Le RCR regroupe 12 cégeps aux réalités très différentes. Et ils sont très éloignés les uns des autres, de Sept-Îles à l’Abitibi-Témiscamingue en passant par le Saguenay–Lac-Saint-Jean. Après une année de concertation, constatent-ils des résultats ? « Nous avons fait des gains, parce que, au départ, nous étions les derniers et devions attendre notre tour. Il y a eu un engagement du Ministère et des 48 cégeps pour qu’il y ait des annonces concomitantes et des travaux en parallèle. Je considère que c’est un gain. Nous avons été en mesure de faire valoir les réalités des régions plus éloignées sur les infrastructures, la carte des programmes, le programme de mobilité étudiante. Je sens qu’il y a de l’écoute du côté du Ministère. Entre le mois de février 2020 et aujourd’hui, où l’état des finances publiques s’est détérioré, nous avons connu un recul collectif. Mais lorsqu’il y avait un investissement de plusieurs millions de dollars dans la région de Montréal, nous demandions à ce qu’il y ait aussi des annonces d’investissements dans les collèges des régions. Nous nous sommes tenus debout et avons fait valoir notre point de vue auprès du Ministère, dans nos conseils d’administration, dans nos régions et auprès des autres cégeps. »
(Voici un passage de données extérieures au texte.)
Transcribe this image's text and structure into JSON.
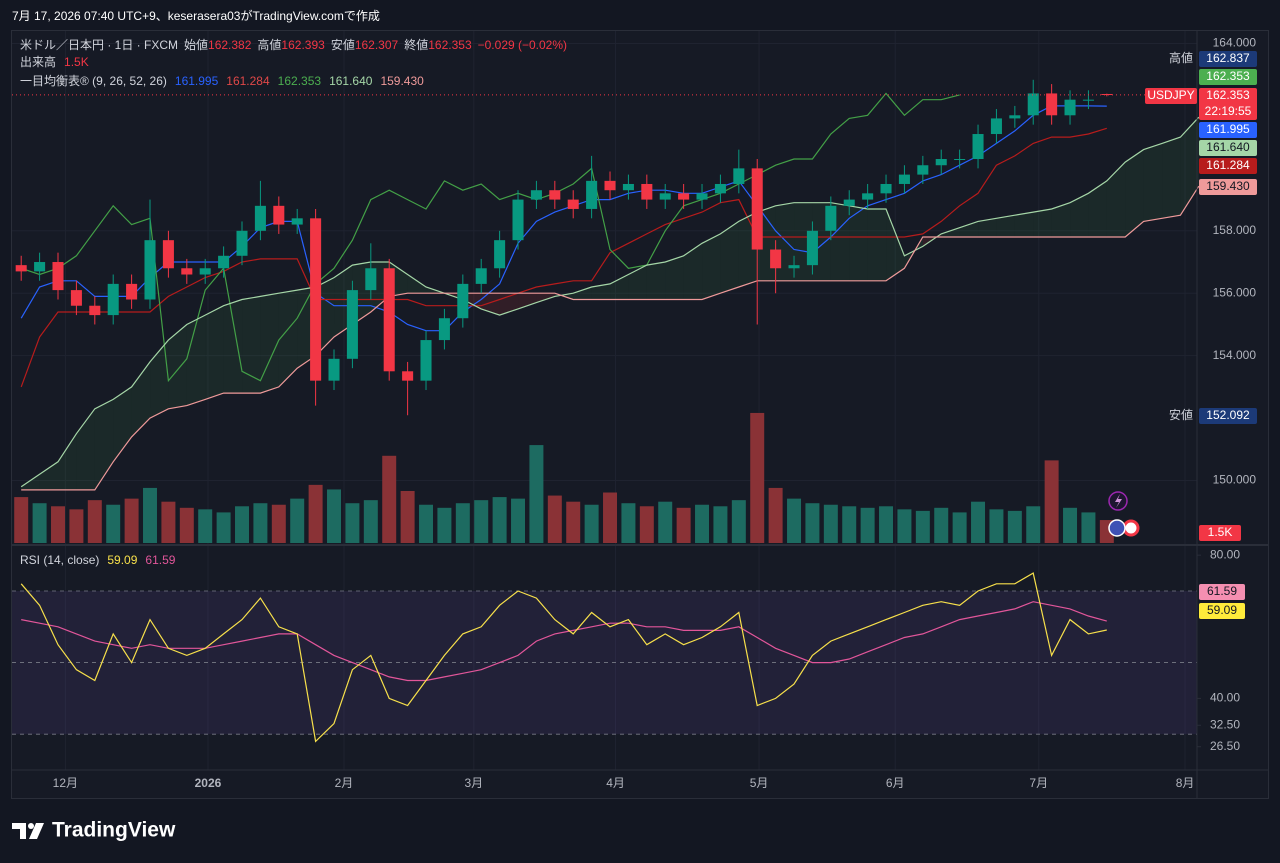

"Je considère que c’est un gain. Nous avons été en mesure de faire valoir les réalités des régions plus éloignées sur les infrastructures, la carte des programmes, le programme de mobilité étudiante."
Comprendre la réalité de chacun
Marie-Claude Deschênes estime que cette démarche de regroupement a permis de comprendre la réalité de chacun. « Il faut travailler avec les réalités de chacun, dans le respect de chacun. Il faut que le Ministère propose des solutions adaptées aux différentes réalités. »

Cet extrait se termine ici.